TURKEY-INSULTING THE PRESIDENT
ISTANBUL — There’s no monarch in democratic Turkey — but you might not know it watching the news these days. It has become as easy to get jailed for offending the country’s paramount leader, Recep Tayyip Erdogan, as it is in countries where lese majeste laws forbid insults to royals. The trend alarms many people who have harbored hope for Turkey as a beacon of Western-style government in the Islamic world. By Desmond Butler and Suzan Fraser. UPCOMING: 850 words by 0900 GMT, photos.

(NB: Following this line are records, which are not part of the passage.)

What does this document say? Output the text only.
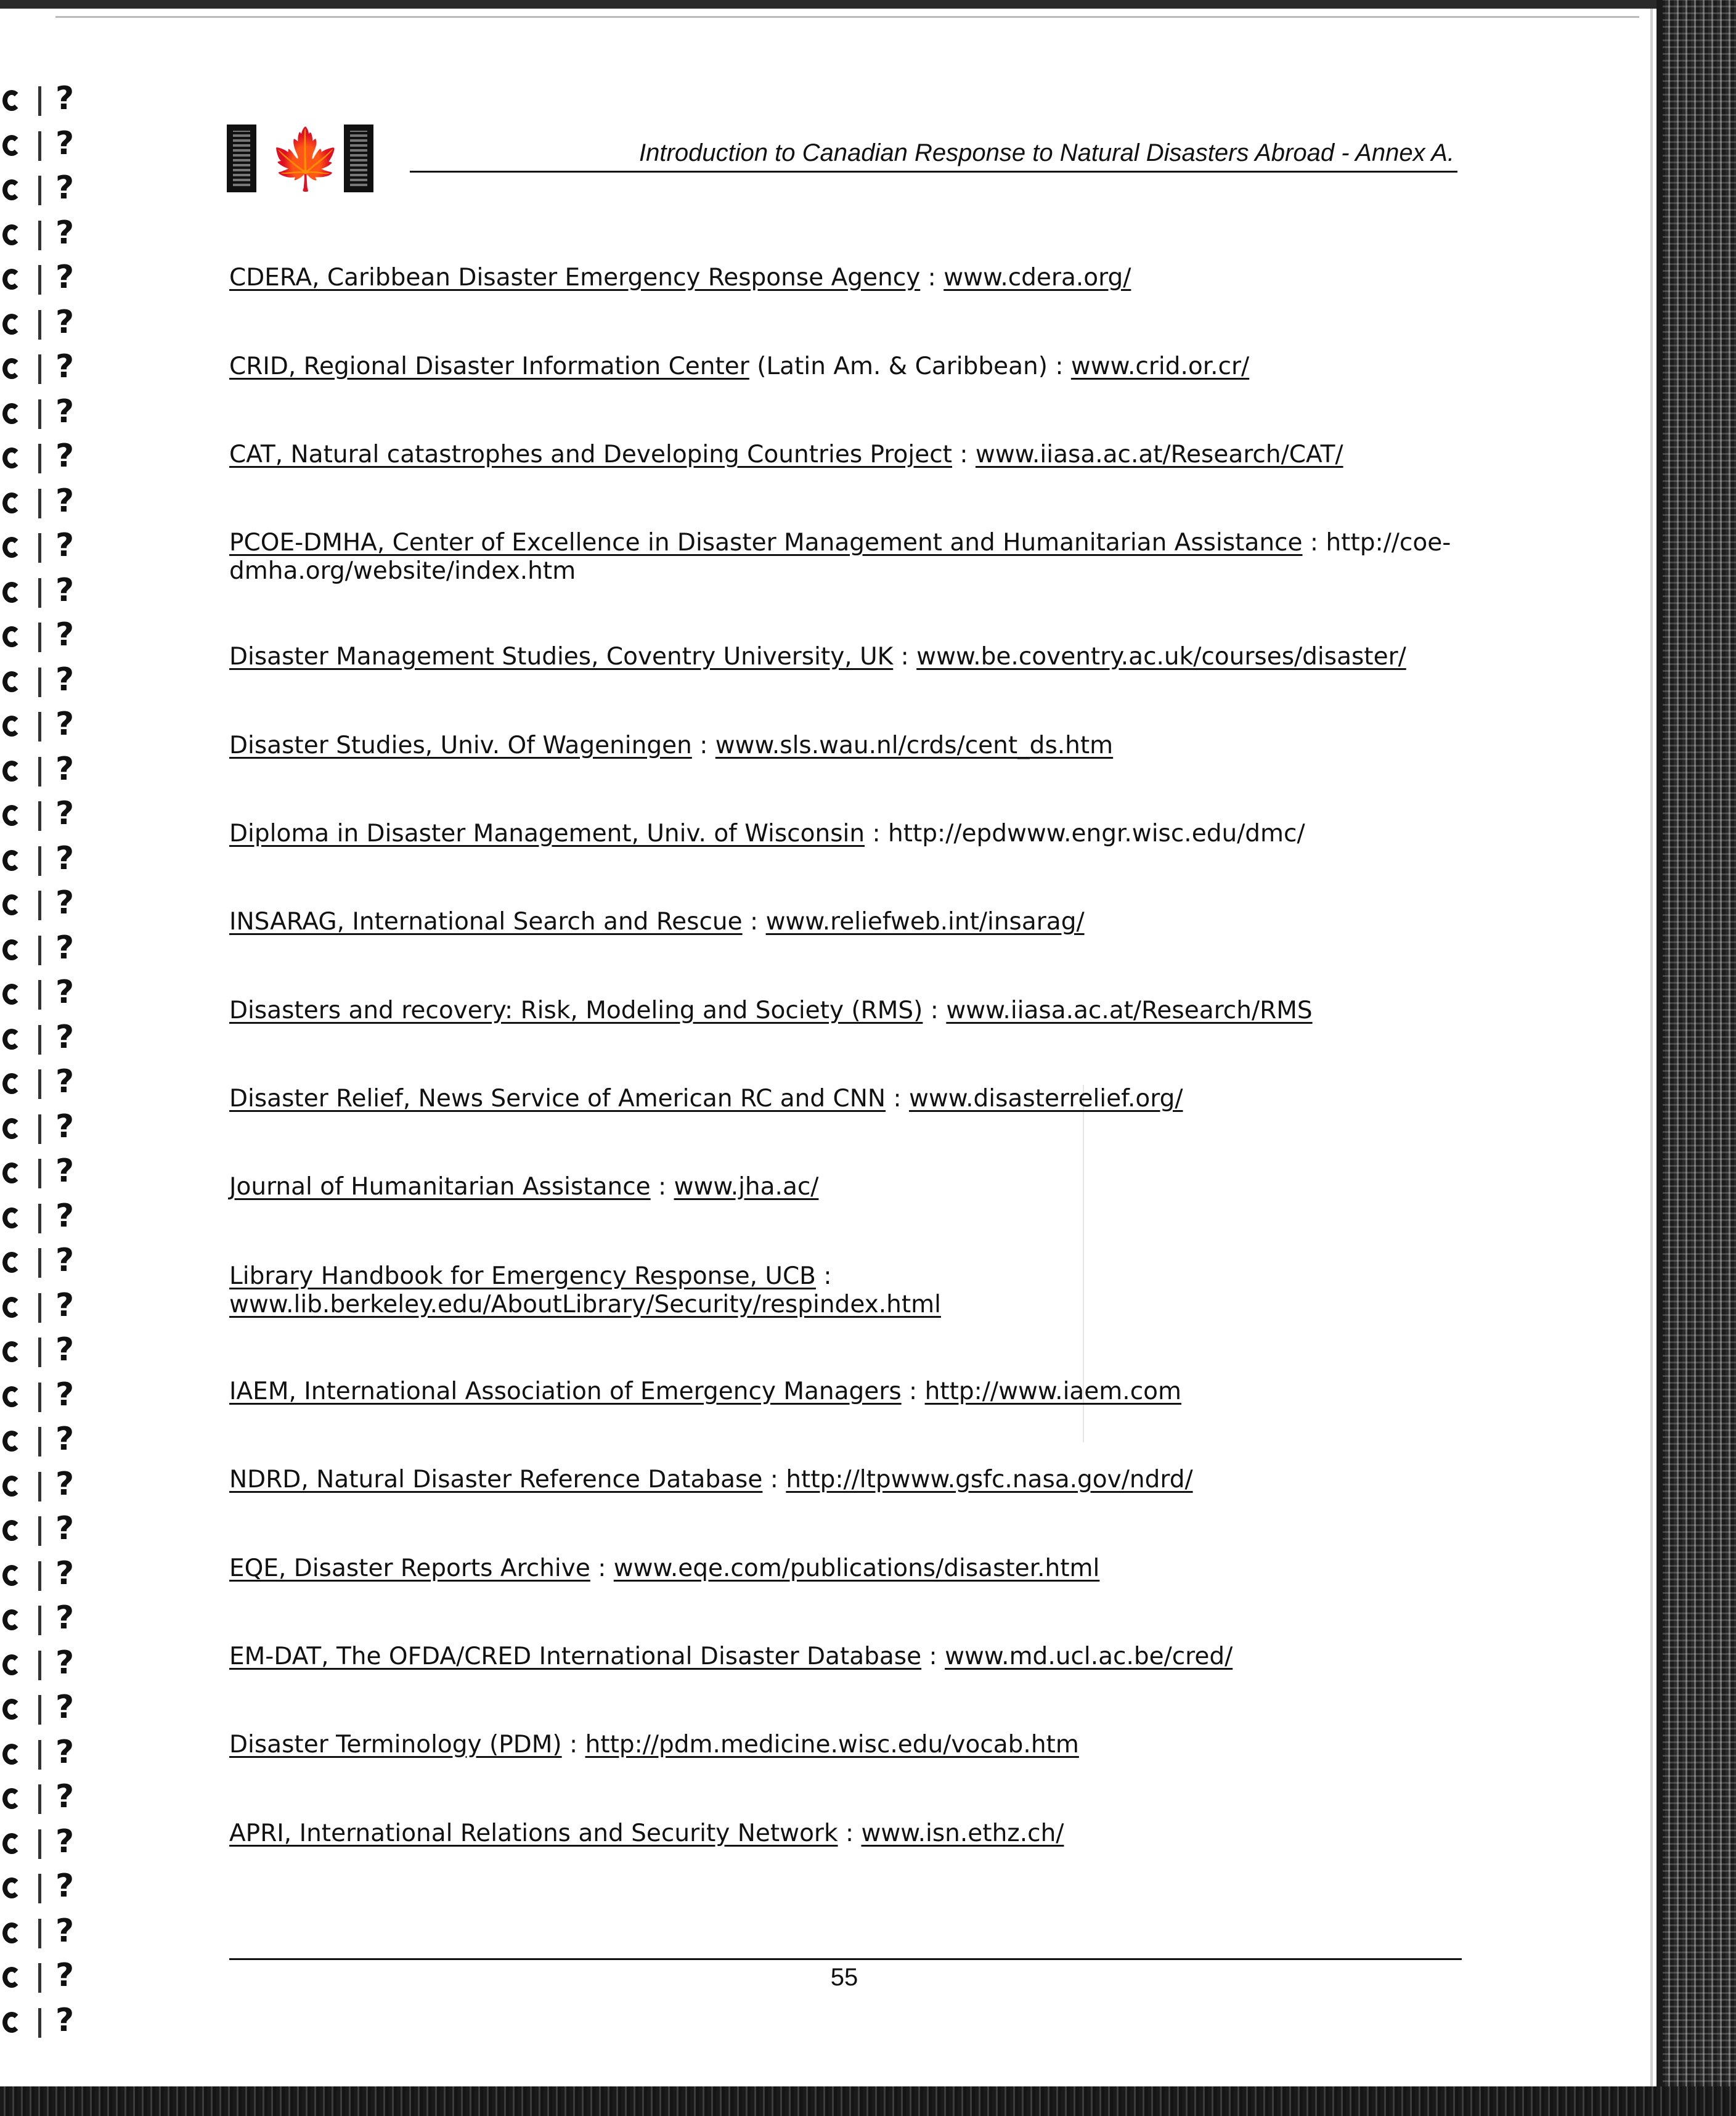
?
?
?
?
?
?
?
?
?
?
?
?
?
?
?
?
?
?
?
?
?
?
?
?
?
?
?
?
?
?
?
?
?
?
?
?
?
?
?
?
?
?
?
?
🍁	Introduction to Canadian Response to Natural Disasters Abroad - Annex A.
CDERA, Caribbean Disaster Emergency Response Agency : www.cdera.org/
CRID, Regional Disaster Information Center (Latin Am. & Caribbean) : www.crid.or.cr/
CAT, Natural catastrophes and Developing Countries Project : www.iiasa.ac.at/Research/CAT/
PCOE-DMHA, Center of Excellence in Disaster Management and Humanitarian Assistance : http://coe-dmha.org/website/index.htm
Disaster Management Studies, Coventry University, UK : www.be.coventry.ac.uk/courses/disaster/
Disaster Studies, Univ. Of Wageningen : www.sls.wau.nl/crds/cent_ds.htm
Diploma in Disaster Management, Univ. of Wisconsin : http://epdwww.engr.wisc.edu/dmc/
INSARAG, International Search and Rescue : www.reliefweb.int/insarag/
Disasters and recovery: Risk, Modeling and Society (RMS) : www.iiasa.ac.at/Research/RMS
Disaster Relief, News Service of American RC and CNN : www.disasterrelief.org/
Journal of Humanitarian Assistance : www.jha.ac/
Library Handbook for Emergency Response, UCB :
www.lib.berkeley.edu/AboutLibrary/Security/respindex.html
IAEM, International Association of Emergency Managers : http://www.iaem.com
NDRD, Natural Disaster Reference Database : http://ltpwww.gsfc.nasa.gov/ndrd/
EQE, Disaster Reports Archive : www.eqe.com/publications/disaster.html
EM-DAT, The OFDA/CRED International Disaster Database : www.md.ucl.ac.be/cred/
Disaster Terminology (PDM) : http://pdm.medicine.wisc.edu/vocab.htm
APRI, International Relations and Security Network : www.isn.ethz.ch/
55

CAIRO — Three men killed in a single day in Cairo. One was beaten to death by police inside his cell. Another, a minibus driver, was shot by police who asked for his license. The third, a 19-year-old detainee, was lying in a hospital bed when he argued with his guard, who responded by pumping seven bullets into him. Rights activists say Egypt’s police, whose oppressiveness helped spark the 2011 uprising, feel they have a license to abuse again now that they are waging the government’s “war on terror.” By Maggie Michael. UPCOMING: 1,200 words by 1000 GMT, photos, video.
ANTARCTICA-CHURCH AT WORLD’S END
KING GEORGE ISLAND, Antarctica — Sophrony Kirilov pulls hard on the strings of the heavy Russian bells from inside the world’s southernmost Eastern Orthodox church, calling to Mass anybody wanting to pray on this remote Antarctic island. By Luis Andres Henao. SENT: 790 words, photos.
WASHINGTON — Hillary Rodham Clinton says that if she pursues the presidency again, it will be different this time around. But revelations that the presumed Democratic front-runner sidestepped the government email system as secretary of state suggest she may have a ways to go to make good on that pledge. By Julie Pace and Ken Thomas. SENT: 730 words, photos, video.
— PRESIDENTIAL RACE-CLINTON EMAILS — Hillary Clinton email trove reviewed for release, security. SENT: 975 words, photos.
They lasted only minutes, but the beatings of civil rights marchers in Selma, Alabama, permanently seared the inhumanity of Southern segregation onto the American conscience. SENT: 605 words, photos.